Sugar prices have been falling due to a bumper harvest in cane this year and last year’s large carry over stock.
The government is hence considering removing maximum stock limits for trades in order to arrest the fall in prices.
What have the traders sought?
Currently, traders are allowed to store up 1000 tonnes of sugar in the north & north east regions and 500 tonnes in the other regions.
The industry representative have now requested doing away with this cap and also sought the removal of 20% export duty on sugar.
Notably, traders also raised the issue of accumulation of cane arrears (subsidy money that is paid by the government).

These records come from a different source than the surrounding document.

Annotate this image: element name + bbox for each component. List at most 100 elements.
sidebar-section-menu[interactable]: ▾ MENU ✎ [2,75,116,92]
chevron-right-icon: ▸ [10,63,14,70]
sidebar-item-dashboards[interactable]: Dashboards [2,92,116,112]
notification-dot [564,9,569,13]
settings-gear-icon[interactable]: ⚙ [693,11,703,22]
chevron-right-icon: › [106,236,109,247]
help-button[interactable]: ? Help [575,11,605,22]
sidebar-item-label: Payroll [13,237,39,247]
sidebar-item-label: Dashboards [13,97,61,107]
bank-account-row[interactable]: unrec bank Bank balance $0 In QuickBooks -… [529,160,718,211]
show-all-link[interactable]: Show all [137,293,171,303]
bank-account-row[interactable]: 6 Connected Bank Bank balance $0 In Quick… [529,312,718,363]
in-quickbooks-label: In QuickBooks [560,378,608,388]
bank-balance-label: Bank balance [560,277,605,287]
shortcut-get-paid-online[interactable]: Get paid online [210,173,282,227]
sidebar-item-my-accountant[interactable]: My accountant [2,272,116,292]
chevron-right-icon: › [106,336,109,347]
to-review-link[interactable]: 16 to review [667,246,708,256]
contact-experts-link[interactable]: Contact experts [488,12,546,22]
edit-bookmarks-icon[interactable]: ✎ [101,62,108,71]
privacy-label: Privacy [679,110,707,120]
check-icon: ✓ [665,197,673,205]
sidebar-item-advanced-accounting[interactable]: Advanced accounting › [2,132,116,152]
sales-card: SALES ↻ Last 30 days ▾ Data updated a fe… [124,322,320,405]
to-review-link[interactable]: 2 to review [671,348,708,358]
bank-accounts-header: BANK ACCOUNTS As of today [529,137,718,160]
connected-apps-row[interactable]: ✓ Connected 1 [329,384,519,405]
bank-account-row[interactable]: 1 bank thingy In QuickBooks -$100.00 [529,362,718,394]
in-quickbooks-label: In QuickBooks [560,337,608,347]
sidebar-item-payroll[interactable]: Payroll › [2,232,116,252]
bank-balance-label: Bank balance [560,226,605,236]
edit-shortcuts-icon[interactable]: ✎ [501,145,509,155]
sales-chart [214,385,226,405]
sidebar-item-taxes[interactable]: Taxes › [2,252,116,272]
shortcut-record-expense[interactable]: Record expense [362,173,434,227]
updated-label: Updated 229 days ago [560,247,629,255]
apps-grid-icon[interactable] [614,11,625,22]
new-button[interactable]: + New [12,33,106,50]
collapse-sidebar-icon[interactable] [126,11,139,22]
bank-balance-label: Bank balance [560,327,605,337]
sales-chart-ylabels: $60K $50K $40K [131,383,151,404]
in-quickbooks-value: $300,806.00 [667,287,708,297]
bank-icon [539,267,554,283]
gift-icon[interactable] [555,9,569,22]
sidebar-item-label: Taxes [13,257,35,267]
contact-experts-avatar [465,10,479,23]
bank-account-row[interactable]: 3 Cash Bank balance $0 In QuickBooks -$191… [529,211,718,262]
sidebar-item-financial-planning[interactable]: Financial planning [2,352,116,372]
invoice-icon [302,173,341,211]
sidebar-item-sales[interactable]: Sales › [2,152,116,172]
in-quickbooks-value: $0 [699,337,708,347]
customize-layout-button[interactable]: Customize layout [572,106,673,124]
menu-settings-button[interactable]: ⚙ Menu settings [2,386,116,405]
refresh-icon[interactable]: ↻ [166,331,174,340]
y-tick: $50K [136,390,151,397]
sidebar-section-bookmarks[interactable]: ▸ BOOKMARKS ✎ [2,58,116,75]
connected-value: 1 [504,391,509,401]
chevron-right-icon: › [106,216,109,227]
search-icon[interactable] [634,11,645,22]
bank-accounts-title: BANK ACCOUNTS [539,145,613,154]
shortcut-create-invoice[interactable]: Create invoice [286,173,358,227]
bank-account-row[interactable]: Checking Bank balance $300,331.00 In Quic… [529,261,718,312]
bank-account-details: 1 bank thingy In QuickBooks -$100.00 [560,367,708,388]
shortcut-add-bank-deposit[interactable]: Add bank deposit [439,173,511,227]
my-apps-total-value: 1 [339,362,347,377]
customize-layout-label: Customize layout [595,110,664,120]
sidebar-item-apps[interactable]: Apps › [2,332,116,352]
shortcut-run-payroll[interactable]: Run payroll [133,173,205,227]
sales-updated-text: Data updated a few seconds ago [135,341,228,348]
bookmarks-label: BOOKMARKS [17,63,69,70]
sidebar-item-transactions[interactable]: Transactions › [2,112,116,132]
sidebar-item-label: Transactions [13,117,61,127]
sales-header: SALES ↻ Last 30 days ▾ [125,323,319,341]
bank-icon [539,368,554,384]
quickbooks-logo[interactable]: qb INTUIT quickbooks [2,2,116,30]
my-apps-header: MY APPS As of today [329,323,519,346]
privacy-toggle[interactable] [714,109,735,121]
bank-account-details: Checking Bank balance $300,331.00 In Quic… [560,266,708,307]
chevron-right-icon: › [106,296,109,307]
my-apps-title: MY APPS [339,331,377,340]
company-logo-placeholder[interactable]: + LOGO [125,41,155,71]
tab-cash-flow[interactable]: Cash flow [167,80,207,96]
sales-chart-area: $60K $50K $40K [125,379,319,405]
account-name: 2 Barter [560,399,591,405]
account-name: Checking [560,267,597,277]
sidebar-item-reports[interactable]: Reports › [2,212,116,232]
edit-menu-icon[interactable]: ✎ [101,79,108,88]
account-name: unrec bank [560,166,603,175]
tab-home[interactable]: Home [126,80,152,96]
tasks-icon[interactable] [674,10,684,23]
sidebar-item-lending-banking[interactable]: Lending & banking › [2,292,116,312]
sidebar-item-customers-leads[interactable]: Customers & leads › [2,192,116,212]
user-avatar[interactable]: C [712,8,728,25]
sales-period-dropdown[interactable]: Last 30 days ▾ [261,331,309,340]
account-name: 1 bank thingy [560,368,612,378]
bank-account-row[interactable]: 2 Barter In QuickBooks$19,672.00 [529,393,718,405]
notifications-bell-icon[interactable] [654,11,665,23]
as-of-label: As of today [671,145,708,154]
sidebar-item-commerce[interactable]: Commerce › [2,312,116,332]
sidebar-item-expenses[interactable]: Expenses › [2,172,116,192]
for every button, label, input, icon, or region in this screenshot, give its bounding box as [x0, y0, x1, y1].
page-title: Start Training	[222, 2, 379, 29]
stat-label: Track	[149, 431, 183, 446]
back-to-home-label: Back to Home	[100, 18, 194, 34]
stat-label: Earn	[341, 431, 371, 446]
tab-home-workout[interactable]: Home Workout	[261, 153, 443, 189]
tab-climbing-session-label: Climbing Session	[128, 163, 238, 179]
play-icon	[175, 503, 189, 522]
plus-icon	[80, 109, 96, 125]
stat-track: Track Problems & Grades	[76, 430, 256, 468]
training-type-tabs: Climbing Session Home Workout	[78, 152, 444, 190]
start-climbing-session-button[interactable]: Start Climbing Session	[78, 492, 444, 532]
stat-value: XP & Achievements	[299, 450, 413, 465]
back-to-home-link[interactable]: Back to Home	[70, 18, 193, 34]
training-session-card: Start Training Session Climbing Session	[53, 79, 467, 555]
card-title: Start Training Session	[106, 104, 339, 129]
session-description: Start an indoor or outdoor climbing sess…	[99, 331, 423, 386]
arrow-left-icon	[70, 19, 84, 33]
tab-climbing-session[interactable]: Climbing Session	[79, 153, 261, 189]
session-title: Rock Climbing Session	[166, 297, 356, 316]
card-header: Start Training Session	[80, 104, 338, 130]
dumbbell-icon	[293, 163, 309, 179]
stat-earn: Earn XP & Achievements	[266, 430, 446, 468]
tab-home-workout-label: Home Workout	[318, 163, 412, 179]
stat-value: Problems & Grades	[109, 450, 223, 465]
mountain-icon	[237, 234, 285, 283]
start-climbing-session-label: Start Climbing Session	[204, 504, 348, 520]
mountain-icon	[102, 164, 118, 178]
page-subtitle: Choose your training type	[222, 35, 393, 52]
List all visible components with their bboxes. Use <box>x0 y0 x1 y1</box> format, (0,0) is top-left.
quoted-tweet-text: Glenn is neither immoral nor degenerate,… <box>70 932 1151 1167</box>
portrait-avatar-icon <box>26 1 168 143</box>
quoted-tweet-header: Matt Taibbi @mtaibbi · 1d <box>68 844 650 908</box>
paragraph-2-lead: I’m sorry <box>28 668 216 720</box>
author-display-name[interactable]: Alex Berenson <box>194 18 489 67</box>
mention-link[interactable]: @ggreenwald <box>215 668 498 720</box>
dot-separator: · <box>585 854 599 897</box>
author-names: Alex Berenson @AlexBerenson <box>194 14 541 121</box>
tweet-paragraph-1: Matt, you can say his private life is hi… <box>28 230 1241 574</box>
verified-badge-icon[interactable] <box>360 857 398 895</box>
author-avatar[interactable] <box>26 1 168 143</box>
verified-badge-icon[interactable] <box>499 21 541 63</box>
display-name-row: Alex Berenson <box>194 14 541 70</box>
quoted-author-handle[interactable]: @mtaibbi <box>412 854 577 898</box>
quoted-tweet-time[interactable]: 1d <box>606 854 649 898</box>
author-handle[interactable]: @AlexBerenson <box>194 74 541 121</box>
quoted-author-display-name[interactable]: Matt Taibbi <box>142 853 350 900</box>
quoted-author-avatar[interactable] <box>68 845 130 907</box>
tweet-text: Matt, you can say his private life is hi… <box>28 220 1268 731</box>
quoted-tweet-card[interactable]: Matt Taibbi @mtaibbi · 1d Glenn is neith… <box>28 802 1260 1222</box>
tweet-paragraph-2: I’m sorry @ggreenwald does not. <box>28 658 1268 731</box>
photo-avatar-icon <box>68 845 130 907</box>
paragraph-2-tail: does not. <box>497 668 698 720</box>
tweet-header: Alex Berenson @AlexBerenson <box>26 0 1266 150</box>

What is the status in the industry?
The benchmark M-30 variety of sugar has declined by over 3% and is now trading at Rs 3,694 per quintal in Mumbai’s main markets.
Production Costs - ‘Indian Sugar Mills Association (ISMA)’ estimated the average cost of producing sugar in the 2017-18 at Rs 3,300-3,350 a quintal.
But many sugar mills in Maharashtra, are undertaking distress sale at Rs 3,275 a quintal, thereby suffering big losses.
FRP Commitments - Significantly, mills in parts of Maharashtra had committed to pay farmers Rs.200 more than the government announced “Fair & Remunerative Price (FRP)” of Rs.255.
Significantly, the government announced “Fair & Remunerative Price (FRP)” of Rs.255 for sugarcane farmers.
But mills in parts of Maharashtra had committed to pay Rs.200 more than the FRP, which will be difficult in the current situation.
The picture in UP is also only slightly better with sugar mills barely meeting the production costs.
What is the Reason for price crash?
Falling prices are normal at the beginning of the crushing season.
But the situation this year is worrisome due to the huge 4 million tonnes of carryover stocks from the last season and a bountiful output in the current season.
Notably, total sugar availability in India this year is expected to be a 25% surplus.
While 29.5 million tonnes is the estimated availability, the projected consumption is only 23.5 million tonnes.
What lies ahead?
The current downward spiral of Prices is expected to stabilise at around Rs 3,200 a quintal.
As the government has proposed the removal of stocking limits it will usher in bulk purchases.
This is then expected to help in inverting price trends, which will probably happen towards the end of January.